In modo particolare pensavo a cosa significasse "lasciare tutto" per andare in missione. Molti di loro salutavano una volta per tutte i loro genitori, i loro fratelli e familiari, i loro amici, e la loro patria, con tutto ciò che ciò significa: la cultura, la lingua, le tradizioni... " lasciando tutto, lo seguirono", come ci dice il Vangelo parlando degli apostoli. Molte volte significava non vedere più i propri cari su questa terra.

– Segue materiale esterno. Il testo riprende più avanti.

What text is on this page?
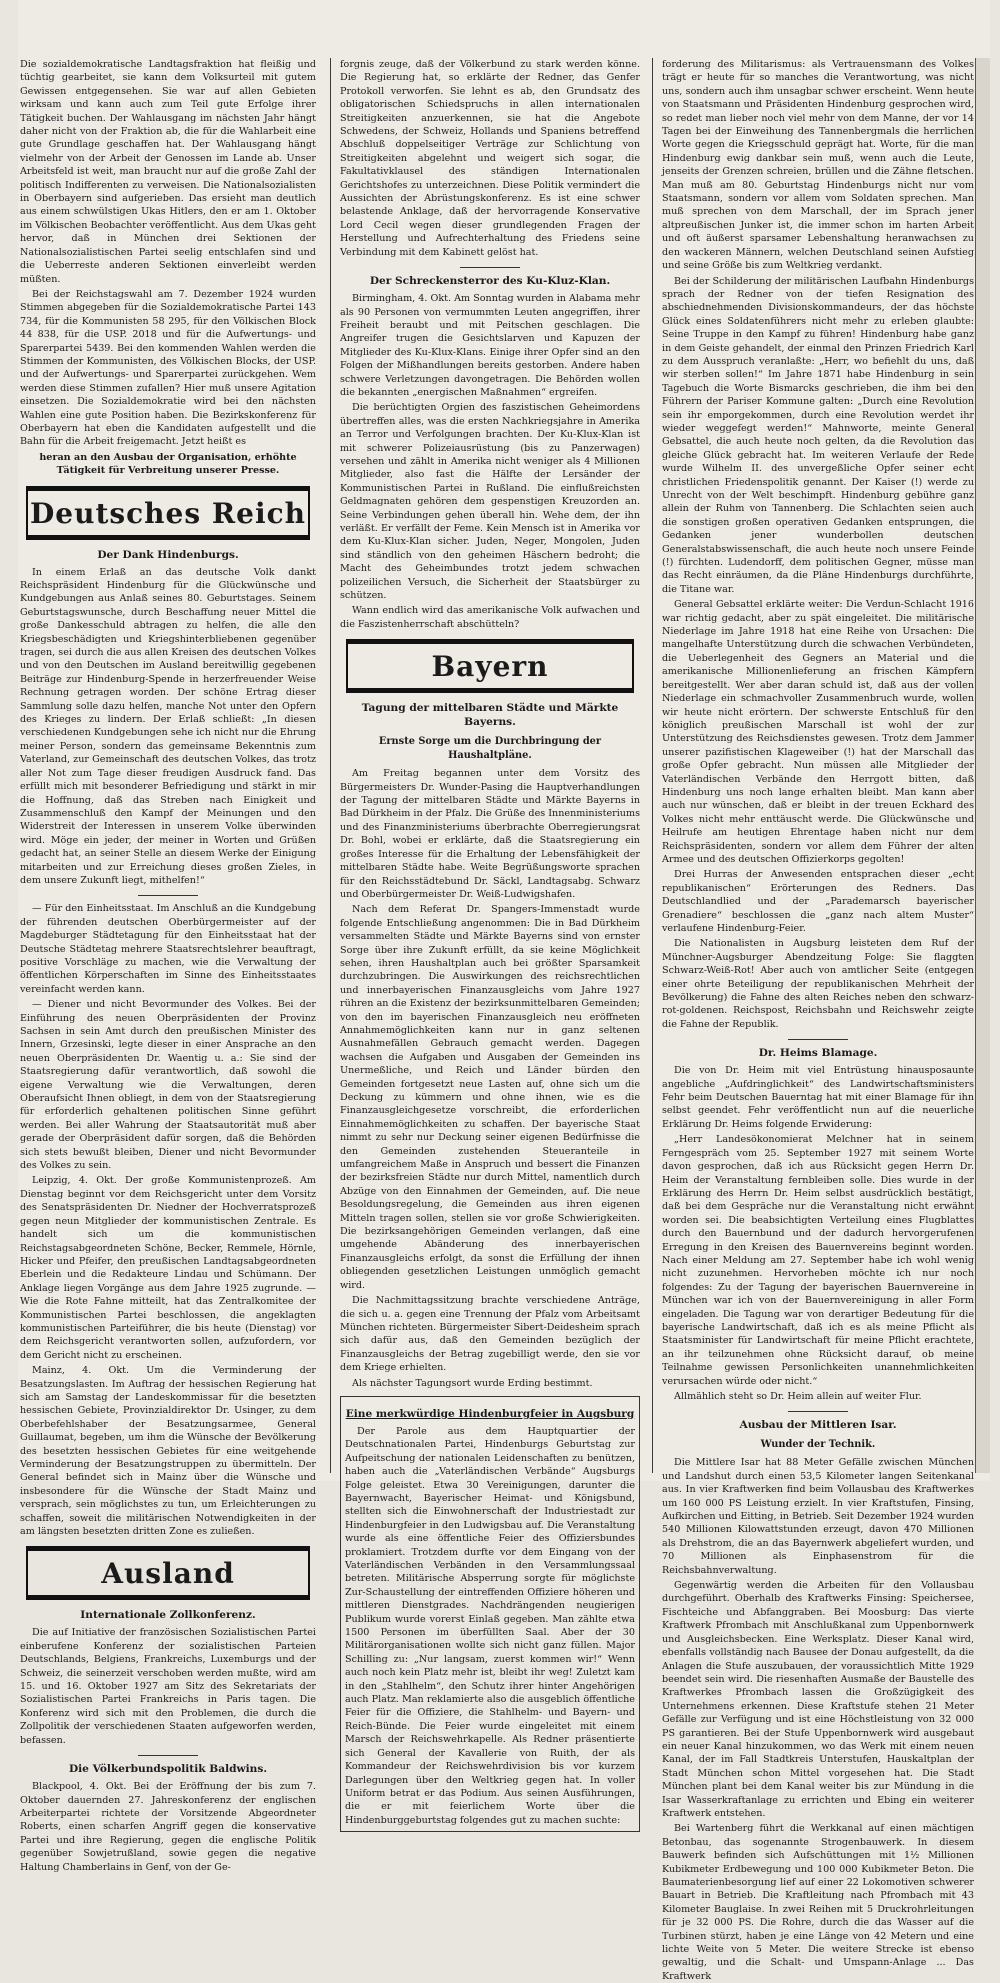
Die sozialdemokratische Landtagsfraktion hat fleißig und tüchtig gearbeitet, sie kann dem Volksurteil mit gutem Gewissen entgegensehen. Sie war auf allen Gebieten wirksam und kann auch zum Teil gute Erfolge ihrer Tätigkeit buchen. Der Wahlausgang im nächsten Jahr hängt daher nicht von der Fraktion ab, die für die Wahlarbeit eine gute Grundlage geschaffen hat. Der Wahlausgang hängt vielmehr von der Arbeit der Genossen im Lande ab. Unser Arbeitsfeld ist weit, man braucht nur auf die große Zahl der politisch Indifferenten zu verweisen. Die Nationalsozialisten in Oberbayern sind aufgerieben. Das ersieht man deutlich aus einem schwülstigen Ukas Hitlers, den er am 1. Oktober im Völkischen Beobachter veröffentlicht. Aus dem Ukas geht hervor, daß in München drei Sektionen der Nationalsozialistischen Partei seelig entschlafen sind und die Ueberreste anderen Sektionen einverleibt werden müßten.

Bei der Reichstagswahl am 7. Dezember 1924 wurden Stimmen abgegeben für die Sozialdemokratische Partei 143 734, für die Kommunisten 58 295, für den Völkischen Block 44 838, für die USP. 2018 und für die Aufwertungs- und Sparerpartei 5439. Bei den kommenden Wahlen werden die Stimmen der Kommunisten, des Völkischen Blocks, der USP. und der Aufwertungs- und Sparerpartei zurückgehen. Wem werden diese Stimmen zufallen? Hier muß unsere Agitation einsetzen. Die Sozialdemokratie wird bei den nächsten Wahlen eine gute Position haben. Die Bezirkskonferenz für Oberbayern hat eben die Kandidaten aufgestellt und die Bahn für die Arbeit freigemacht. Jetzt heißt es

heran an den Ausbau der Organisation, erhöhte Tätigkeit für Verbreitung unserer Presse.

Deutsches Reich
Der Dank Hindenburgs.

In einem Erlaß an das deutsche Volk dankt Reichspräsident Hindenburg für die Glückwünsche und Kundgebungen aus Anlaß seines 80. Geburtstages. Seinem Geburtstagswunsche, durch Beschaffung neuer Mittel die große Dankesschuld abtragen zu helfen, die alle den Kriegsbeschädigten und Kriegshinterbliebenen gegenüber tragen, sei durch die aus allen Kreisen des deutschen Volkes und von den Deutschen im Ausland bereitwillig gegebenen Beiträge zur Hindenburg-Spende in herzerfreuender Weise Rechnung getragen worden. Der schöne Ertrag dieser Sammlung solle dazu helfen, manche Not unter den Opfern des Krieges zu lindern. Der Erlaß schließt: „In diesen verschiedenen Kundgebungen sehe ich nicht nur die Ehrung meiner Person, sondern das gemeinsame Bekenntnis zum Vaterland, zur Gemeinschaft des deutschen Volkes, das trotz aller Not zum Tage dieser freudigen Ausdruck fand. Das erfüllt mich mit besonderer Befriedigung und stärkt in mir die Hoffnung, daß das Streben nach Einigkeit und Zusammenschluß den Kampf der Meinungen und den Widerstreit der Interessen in unserem Volke überwinden wird. Möge ein jeder, der meiner in Worten und Grüßen gedacht hat, an seiner Stelle an diesem Werke der Einigung mitarbeiten und zur Erreichung dieses großen Zieles, in dem unsere Zukunft liegt, mithelfen!“

— Für den Einheitsstaat. Im Anschluß an die Kundgebung der führenden deutschen Oberbürgermeister auf der Magdeburger Städtetagung für den Einheitsstaat hat der Deutsche Städtetag mehrere Staatsrechtslehrer beauftragt, positive Vorschläge zu machen, wie die Verwaltung der öffentlichen Körperschaften im Sinne des Einheitsstaates vereinfacht werden kann.

— Diener und nicht Bevormunder des Volkes. Bei der Einführung des neuen Oberpräsidenten der Provinz Sachsen in sein Amt durch den preußischen Minister des Innern, Grzesinski, legte dieser in einer Ansprache an den neuen Oberpräsidenten Dr. Waentig u. a.: Sie sind der Staatsregierung dafür verantwortlich, daß sowohl die eigene Verwaltung wie die Verwaltungen, deren Oberaufsicht Ihnen obliegt, in dem von der Staatsregierung für erforderlich gehaltenen politischen Sinne geführt werden. Bei aller Wahrung der Staatsautorität muß aber gerade der Oberpräsident dafür sorgen, daß die Behörden sich stets bewußt bleiben, Diener und nicht Bevormunder des Volkes zu sein.

Leipzig, 4. Okt. Der große Kommunistenprozeß. Am Dienstag beginnt vor dem Reichsgericht unter dem Vorsitz des Senatspräsidenten Dr. Niedner der Hochverratsprozeß gegen neun Mitglieder der kommunistischen Zentrale. Es handelt sich um die kommunistischen Reichstagsabgeordneten Schöne, Becker, Remmele, Hörnle, Hicker und Pfeifer, den preußischen Landtagsabgeordneten Eberlein und die Redakteure Lindau und Schümann. Der Anklage liegen Vorgänge aus dem Jahre 1925 zugrunde. — Wie die Rote Fahne mitteilt, hat das Zentralkomitee der Kommunistischen Partei beschlossen, die angeklagten kommunistischen Parteiführer, die bis heute (Dienstag) vor dem Reichsgericht verantworten sollen, aufzufordern, vor dem Gericht nicht zu erscheinen.

Mainz, 4. Okt. Um die Verminderung der Besatzungslasten. Im Auftrag der hessischen Regierung hat sich am Samstag der Landeskommissar für die besetzten hessischen Gebiete, Provinzialdirektor Dr. Usinger, zu dem Oberbefehlshaber der Besatzungsarmee, General Guillaumat, begeben, um ihm die Wünsche der Bevölkerung des besetzten hessischen Gebietes für eine weitgehende Verminderung der Besatzungstruppen zu übermitteln. Der General befindet sich in Mainz über die Wünsche und insbesondere für die Wünsche der Stadt Mainz und versprach, sein möglichstes zu tun, um Erleichterungen zu schaffen, soweit die militärischen Notwendigkeiten in der am längsten besetzten dritten Zone es zuließen.

Ausland
Internationale Zollkonferenz.

Die auf Initiative der französischen Sozialistischen Partei einberufene Konferenz der sozialistischen Parteien Deutschlands, Belgiens, Frankreichs, Luxemburgs und der Schweiz, die seinerzeit verschoben werden mußte, wird am 15. und 16. Oktober 1927 am Sitz des Sekretariats der Sozialistischen Partei Frankreichs in Paris tagen. Die Konferenz wird sich mit den Problemen, die durch die Zollpolitik der verschiedenen Staaten aufgeworfen werden, befassen.

Die Völkerbundspolitik Baldwins.

Blackpool, 4. Okt. Bei der Eröffnung der bis zum 7. Oktober dauernden 27. Jahreskonferenz der englischen Arbeiterpartei richtete der Vorsitzende Abgeordneter Roberts, einen scharfen Angriff gegen die konservative Partei und ihre Regierung, gegen die englische Politik gegenüber Sowjetrußland, sowie gegen die negative Haltung Chamberlains in Genf, von der Ge-

forgnis zeuge, daß der Völkerbund zu stark werden könne. Die Regierung hat, so erklärte der Redner, das Genfer Protokoll verworfen. Sie lehnt es ab, den Grundsatz des obligatorischen Schiedspruchs in allen internationalen Streitigkeiten anzuerkennen, sie hat die Angebote Schwedens, der Schweiz, Hollands und Spaniens betreffend Abschluß doppelseitiger Verträge zur Schlichtung von Streitigkeiten abgelehnt und weigert sich sogar, die Fakultativklausel des ständigen Internationalen Gerichtshofes zu unterzeichnen. Diese Politik vermindert die Aussichten der Abrüstungskonferenz. Es ist eine schwer belastende Anklage, daß der hervorragende Konservative Lord Cecil wegen dieser grundlegenden Fragen der Herstellung und Aufrechterhaltung des Friedens seine Verbindung mit dem Kabinett gelöst hat.

Der Schreckensterror des Ku-Kluz-Klan.

Birmingham, 4. Okt. Am Sonntag wurden in Alabama mehr als 90 Personen von vermummten Leuten angegriffen, ihrer Freiheit beraubt und mit Peitschen geschlagen. Die Angreifer trugen die Gesichtslarven und Kapuzen der Mitglieder des Ku-Klux-Klans. Einige ihrer Opfer sind an den Folgen der Mißhandlungen bereits gestorben. Andere haben schwere Verletzungen davongetragen. Die Behörden wollen die bekannten „energischen Maßnahmen“ ergreifen.

Die berüchtigten Orgien des faszistischen Geheimordens übertreffen alles, was die ersten Nachkriegsjahre in Amerika an Terror und Verfolgungen brachten. Der Ku-Klux-Klan ist mit schwerer Polizeiausrüstung (bis zu Panzerwagen) versehen und zählt in Amerika nicht weniger als 4 Millionen Mitglieder, also fast die Hälfte der Lersänder der Kommunistischen Partei in Rußland. Die einflußreichsten Geldmagnaten gehören dem gespenstigen Kreuzorden an. Seine Verbindungen gehen überall hin. Wehe dem, der ihn verläßt. Er verfällt der Feme. Kein Mensch ist in Amerika vor dem Ku-Klux-Klan sicher. Juden, Neger, Mongolen, Juden sind ständlich von den geheimen Häschern bedroht; die Macht des Geheimbundes trotzt jedem schwachen polizeilichen Versuch, die Sicherheit der Staatsbürger zu schützen.

Wann endlich wird das amerikanische Volk aufwachen und die Faszistenherrschaft abschütteln?

Bayern
Tagung der mittelbaren Städte und Märkte Bayerns.
Ernste Sorge um die Durchbringung der Haushaltpläne.

Am Freitag begannen unter dem Vorsitz des Bürgermeisters Dr. Wunder-Pasing die Hauptverhandlungen der Tagung der mittelbaren Städte und Märkte Bayerns in Bad Dürkheim in der Pfalz. Die Grüße des Innenministeriums und des Finanzministeriums überbrachte Oberregierungsrat Dr. Bohl, wobei er erklärte, daß die Staatsregierung ein großes Interesse für die Erhaltung der Lebensfähigkeit der mittelbaren Städte habe. Weite Begrüßungsworte sprachen für den Reichsstädtebund Dr. Säckl, Landtagsabg. Schwarz und Oberbürgermeister Dr. Weiß-Ludwigshafen.

Nach dem Referat Dr. Spangers-Immenstadt wurde folgende Entschließung angenommen: Die in Bad Dürkheim versammelten Städte und Märkte Bayerns sind von ernster Sorge über ihre Zukunft erfüllt, da sie keine Möglichkeit sehen, ihren Haushaltplan auch bei größter Sparsamkeit durchzubringen. Die Auswirkungen des reichsrechtlichen und innerbayerischen Finanzausgleichs vom Jahre 1927 rühren an die Existenz der bezirksunmittelbaren Gemeinden; von den im bayerischen Finanzausgleich neu eröffneten Annahmemöglichkeiten kann nur in ganz seltenen Ausnahmefällen Gebrauch gemacht werden. Dagegen wachsen die Aufgaben und Ausgaben der Gemeinden ins Unermeßliche, und Reich und Länder bürden den Gemeinden fortgesetzt neue Lasten auf, ohne sich um die Deckung zu kümmern und ohne ihnen, wie es die Finanzausgleichgesetze vorschreibt, die erforderlichen Einnahmemöglichkeiten zu schaffen. Der bayerische Staat nimmt zu sehr nur Deckung seiner eigenen Bedürfnisse die den Gemeinden zustehenden Steueranteile in umfangreichem Maße in Anspruch und bessert die Finanzen der bezirksfreien Städte nur durch Mittel, namentlich durch Abzüge von den Einnahmen der Gemeinden, auf. Die neue Besoldungsregelung, die Gemeinden aus ihren eigenen Mitteln tragen sollen, stellen sie vor große Schwierigkeiten. Die bezirksangehörigen Gemeinden verlangen, daß eine umgehende Abänderung des innerbayerischen Finanzausgleichs erfolgt, da sonst die Erfüllung der ihnen obliegenden gesetzlichen Leistungen unmöglich gemacht wird.

Die Nachmittagssitzung brachte verschiedene Anträge, die sich u. a. gegen eine Trennung der Pfalz vom Arbeitsamt München richteten. Bürgermeister Sibert-Deidesheim sprach sich dafür aus, daß den Gemeinden bezüglich der Finanzausgleichs der Betrag zugebilligt werde, den sie vor dem Kriege erhielten.

Als nächster Tagungsort wurde Erding bestimmt.

Eine merkwürdige Hindenburgfeier in Augsburg

Der Parole aus dem Hauptquartier der Deutschnationalen Partei, Hindenburgs Geburtstag zur Aufpeitschung der nationalen Leidenschaften zu benützen, haben auch die „Vaterländischen Verbände“ Augsburgs Folge geleistet. Etwa 30 Vereinigungen, darunter die Bayernwacht, Bayerischer Heimat- und Königsbund, stellten sich die Einwohnerschaft der Industriestadt zur Hindenburgfeier in den Ludwigsbau auf. Die Veranstaltung wurde als eine öffentliche Feier des Offiziersbundes proklamiert. Trotzdem durfte vor dem Eingang von der Vaterländischen Verbänden in den Versammlungssaal betreten. Militärische Absperrung sorgte für möglichste Zur-Schaustellung der eintreffenden Offiziere höheren und mittleren Dienstgrades. Nachdrängenden neugierigen Publikum wurde vorerst Einlaß gegeben. Man zählte etwa 1500 Personen im überfüllten Saal. Aber der 30 Militärorganisationen wollte sich nicht ganz füllen. Major Schilling zu: „Nur langsam, zuerst kommen wir!“ Wenn auch noch kein Platz mehr ist, bleibt ihr weg! Zuletzt kam in den „Stahlhelm“, den Schutz ihrer hinter Angehörigen auch Platz. Man reklamierte also die ausgeblich öffentliche Feier für die Offiziere, die Stahlhelm- und Bayern- und Reich-Bünde. Die Feier wurde eingeleitet mit einem Marsch der Reichswehrkapelle. Als Redner präsentierte sich General der Kavallerie von Ruith, der als Kommandeur der Reichswehrdivision bis vor kurzem Darlegungen über den Weltkrieg gegen hat. In voller Uniform betrat er das Podium. Aus seinen Ausführungen, die er mit feierlichem Worte über die Hindenburggeburtstag folgendes gut zu machen suchte:

forderung des Militarismus: als Vertrauensmann des Volkes trägt er heute für so manches die Verantwortung, was nicht uns, sondern auch ihm unsagbar schwer erscheint. Wenn heute von Staatsmann und Präsidenten Hindenburg gesprochen wird, so redet man lieber noch viel mehr von dem Manne, der vor 14 Tagen bei der Einweihung des Tannenbergmals die herrlichen Worte gegen die Kriegsschuld geprägt hat. Worte, für die man Hindenburg ewig dankbar sein muß, wenn auch die Leute, jenseits der Grenzen schreien, brüllen und die Zähne fletschen. Man muß am 80. Geburtstag Hindenburgs nicht nur vom Staatsmann, sondern vor allem vom Soldaten sprechen. Man muß sprechen von dem Marschall, der im Sprach jener altpreußischen Junker ist, die immer schon im harten Arbeit und oft äußerst sparsamer Lebenshaltung heranwachsen zu den wackeren Männern, welchen Deutschland seinen Aufstieg und seine Größe bis zum Weltkrieg verdankt.

Bei der Schilderung der militärischen Laufbahn Hindenburgs sprach der Redner von der tiefen Resignation des abschiednehmenden Divisionskommandeurs, der das höchste Glück eines Soldatenführers nicht mehr zu erleben glaubte: Seine Truppe in den Kampf zu führen! Hindenburg habe ganz in dem Geiste gehandelt, der einmal den Prinzen Friedrich Karl zu dem Ausspruch veranlaßte: „Herr, wo befiehlt du uns, daß wir sterben sollen!“ Im Jahre 1871 habe Hindenburg in sein Tagebuch die Worte Bismarcks geschrieben, die ihm bei den Führern der Pariser Kommune galten: „Durch eine Revolution sein ihr emporgekommen, durch eine Revolution werdet ihr wieder weggefegt werden!“ Mahnworte, meinte General Gebsattel, die auch heute noch gelten, da die Revolution das gleiche Glück gebracht hat. Im weiteren Verlaufe der Rede wurde Wilhelm II. des unvergeßliche Opfer seiner echt christlichen Friedenspolitik genannt. Der Kaiser (!) werde zu Unrecht von der Welt beschimpft. Hindenburg gebühre ganz allein der Ruhm von Tannenberg. Die Schlachten seien auch die sonstigen großen operativen Gedanken entsprungen, die Gedanken jener wunderbollen deutschen Generalstabswissenschaft, die auch heute noch unsere Feinde (!) fürchten. Ludendorff, dem politischen Gegner, müsse man das Recht einräumen, da die Pläne Hindenburgs durchführte, die Titane war.

General Gebsattel erklärte weiter: Die Verdun-Schlacht 1916 war richtig gedacht, aber zu spät eingeleitet. Die militärische Niederlage im Jahre 1918 hat eine Reihe von Ursachen: Die mangelhafte Unterstützung durch die schwachen Verbündeten, die Ueberlegenheit des Gegners an Material und die amerikanische Millionenlieferung an frischen Kämpfern bereitgestellt. Wer aber daran schuld ist, daß aus der vollen Niederlage ein schmachvoller Zusammenbruch wurde, wollen wir heute nicht erörtern. Der schwerste Entschluß für den königlich preußischen Marschall ist wohl der zur Unterstützung des Reichsdienstes gewesen. Trotz dem Jammer unserer pazifistischen Klageweiber (!) hat der Marschall das große Opfer gebracht. Nun müssen alle Mitglieder der Vaterländischen Verbände den Herrgott bitten, daß Hindenburg uns noch lange erhalten bleibt. Man kann aber auch nur wünschen, daß er bleibt in der treuen Eckhard des Volkes nicht mehr enttäuscht werde. Die Glückwünsche und Heilrufe am heutigen Ehrentage haben nicht nur dem Reichspräsidenten, sondern vor allem dem Führer der alten Armee und des deutschen Offizierkorps gegolten!

Drei Hurras der Anwesenden entsprachen dieser „echt republikanischen“ Erörterungen des Redners. Das Deutschlandlied und der „Parademarsch bayerischer Grenadiere“ beschlossen die „ganz nach altem Muster“ verlaufene Hindenburg-Feier.

Die Nationalisten in Augsburg leisteten dem Ruf der Münchner-Augsburger Abendzeitung Folge: Sie flaggten Schwarz-Weiß-Rot! Aber auch von amtlicher Seite (entgegen einer ohrte Beteiligung der republikanischen Mehrheit der Bevölkerung) die Fahne des alten Reiches neben den schwarz-rot-goldenen. Reichspost, Reichsbahn und Reichswehr zeigte die Fahne der Republik.

Dr. Heims Blamage.

Die von Dr. Heim mit viel Entrüstung hinausposaunte angebliche „Aufdringlichkeit“ des Landwirtschaftsministers Fehr beim Deutschen Bauerntag hat mit einer Blamage für ihn selbst geendet. Fehr veröffentlicht nun auf die neuerliche Erklärung Dr. Heims folgende Erwiderung:

„Herr Landesökonomierat Melchner hat in seinem Ferngespräch vom 25. September 1927 mit seinem Worte davon gesprochen, daß ich aus Rücksicht gegen Herrn Dr. Heim der Veranstaltung fernbleiben solle. Dies wurde in der Erklärung des Herrn Dr. Heim selbst ausdrücklich bestätigt, daß bei dem Gespräche nur die Veranstaltung nicht erwähnt worden sei. Die beabsichtigten Verteilung eines Flugblattes durch den Bauernbund und der dadurch hervorgerufenen Erregung in den Kreisen des Bauernvereins beginnt worden. Nach einer Meldung am 27. September habe ich wohl wenig nicht zuzunehmen. Hervorheben möchte ich nur noch folgendes: Zu der Tagung der bayerischen Bauernvereine in München war ich von der Bauernvereinigung in aller Form eingeladen. Die Tagung war von derartiger Bedeutung für die bayerische Landwirtschaft, daß ich es als meine Pflicht als Staatsminister für Landwirtschaft für meine Pflicht erachtete, an ihr teilzunehmen ohne Rücksicht darauf, ob meine Teilnahme gewissen Personlichkeiten unannehmlichkeiten verursachen würde oder nicht.“

Allmählich steht so Dr. Heim allein auf weiter Flur.

Ausbau der Mittleren Isar.
Wunder der Technik.

Die Mittlere Isar hat 88 Meter Gefälle zwischen München und Landshut durch einen 53,5 Kilometer langen Seitenkanal aus. In vier Kraftwerken find beim Vollausbau des Kraftwerkes um 160 000 PS Leistung erzielt. In vier Kraftstufen, Finsing, Aufkirchen und Eitting, in Betrieb. Seit Dezember 1924 wurden 540 Millionen Kilowattstunden erzeugt, davon 470 Millionen als Drehstrom, die an das Bayernwerk abgeliefert wurden, und 70 Millionen als Einphasenstrom für die Reichsbahnverwaltung.

Gegenwärtig werden die Arbeiten für den Vollausbau durchgeführt. Oberhalb des Kraftwerks Finsing: Speichersee, Fischteiche und Abfanggraben. Bei Moosburg: Das vierte Kraftwerk Pfrombach mit Anschlußkanal zum Uppenbornwerk und Ausgleichsbecken. Eine Werksplatz. Dieser Kanal wird, ebenfalls vollständig nach Bausee der Donau aufgestellt, da die Anlagen die Stufe auszubauen, der voraussichtlich Mitte 1929 beendet sein wird. Die riesenhaften Ausmaße der Baustelle des Kraftwerkes Pfrombach lassen die Großzügigkeit des Unternehmens erkennen. Diese Kraftstufe stehen 21 Meter Gefälle zur Verfügung und ist eine Höchstleistung von 32 000 PS garantieren. Bei der Stufe Uppenbornwerk wird ausgebaut ein neuer Kanal hinzukommen, wo das Werk mit einem neuen Kanal, der im Fall Stadtkreis Unterstufen, Hauskaltplan der Stadt München schon Mittel vorgesehen hat. Die Stadt München plant bei dem Kanal weiter bis zur Mündung in die Isar Wasserkraftanlage zu errichten und Ebing ein weiterer Kraftwerk entstehen.

Bei Wartenberg führt die Werkkanal auf einen mächtigen Betonbau, das sogenannte Strogenbauwerk. In diesem Bauwerk befinden sich Aufschüttungen mit 1½ Millionen Kubikmeter Erdbewegung und 100 000 Kubikmeter Beton. Die Baumaterienbesorgung lief auf einer 22 Lokomotiven schwerer Bauart in Betrieb. Die Kraftleitung nach Pfrombach mit 43 Kilometer Bauglaise. In zwei Reihen mit 5 Druckrohrleitungen für je 32 000 PS. Die Rohre, durch die das Wasser auf die Turbinen stürzt, haben je eine Länge von 42 Metern und eine lichte Weite von 5 Meter. Die weitere Strecke ist ebenso gewaltig, und die Schalt- und Umspann-Anlage ... Das Kraftwerk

E se ora consideriamo la dedizione dei missionari di oggi, è chiaro che in parte è diversa, ma in gran parte è la stessa cosa. Salutiamo i nostri genitori, fratelli e amici e partiamo per la terra di missione. Dobbiamo farlo con dedizione totale, senza voler riavere indietro ciò che abbiamo già offerto. Quei missionari si salutavano una sola volta, e noi dobbiamo rinnovare questa dedizione ogni volta che torniamo dalla vacanza. Sarà sempre un grande sacrificio congedarsi dai genitori e dai fratelli, lasciare la patria e tornare alla missione.


Ogni volta che andiamo in vacanza ci viene un nodo alla gola quando salutiamo i nostri genitori e fratelli. E quella dedizione che i grandi missionari fecero una volta per tutte, in quei momenti di addii, noi la dobbiamo rinnovare ancora e ancora.

La dedizione, deve essere la stessa, "lasciando tutto, lo seguirono" (Lc 5,11)... noi, con più possibilità e aiuti di quei missionari, ma forse con altre sfide. Ma sempre con lo stesso spirito. Essi sono stati capaci di una generosità immensa, e sono esempio per noi, a cui toccano cose molto più piccole; se loro hanno potuto con quelle, noi potremo con queste, con la grazia di Dio.

Per ogni missionario, l'uscita dalla missione produce anche grande gioia spirituale. Ciò che ci incoraggia sempre è guardare avanti, guardare le anime che ci aspettano, le opere che dobbiamo continuare a portare avanti, e soprattutto, guardare al premio che ci viene promesso se siamo fedeli... " e chiunque abbia lasciato una casa, un fratello, una sorella, un padre, una madre, un figlio o una proprietà per mio conto, riceverà il centuplo e erediterà la vita eterna" (Mt 19,29).

Qui mi trovo ora, scrivendo nuovamente dalla Tanzania, con la felicità di essere sacerdote e missionario del Verbo Incarnato. Torno alle cronache, al solito, alla nostra vita quotidiana, a ciò che Dio ci chiede. Pregate per tutti i missionari, pregate per i missionari di questa missione in Tanzania, e pregate perché siamo fedeli a tutto ciò che abbiamo imparato da sempre nella nostra cara Congregazione, e che abbiamo ereditato da P. Buela, nostro fondatore.

Che Dio vi benedica... e fermi sulla breccia!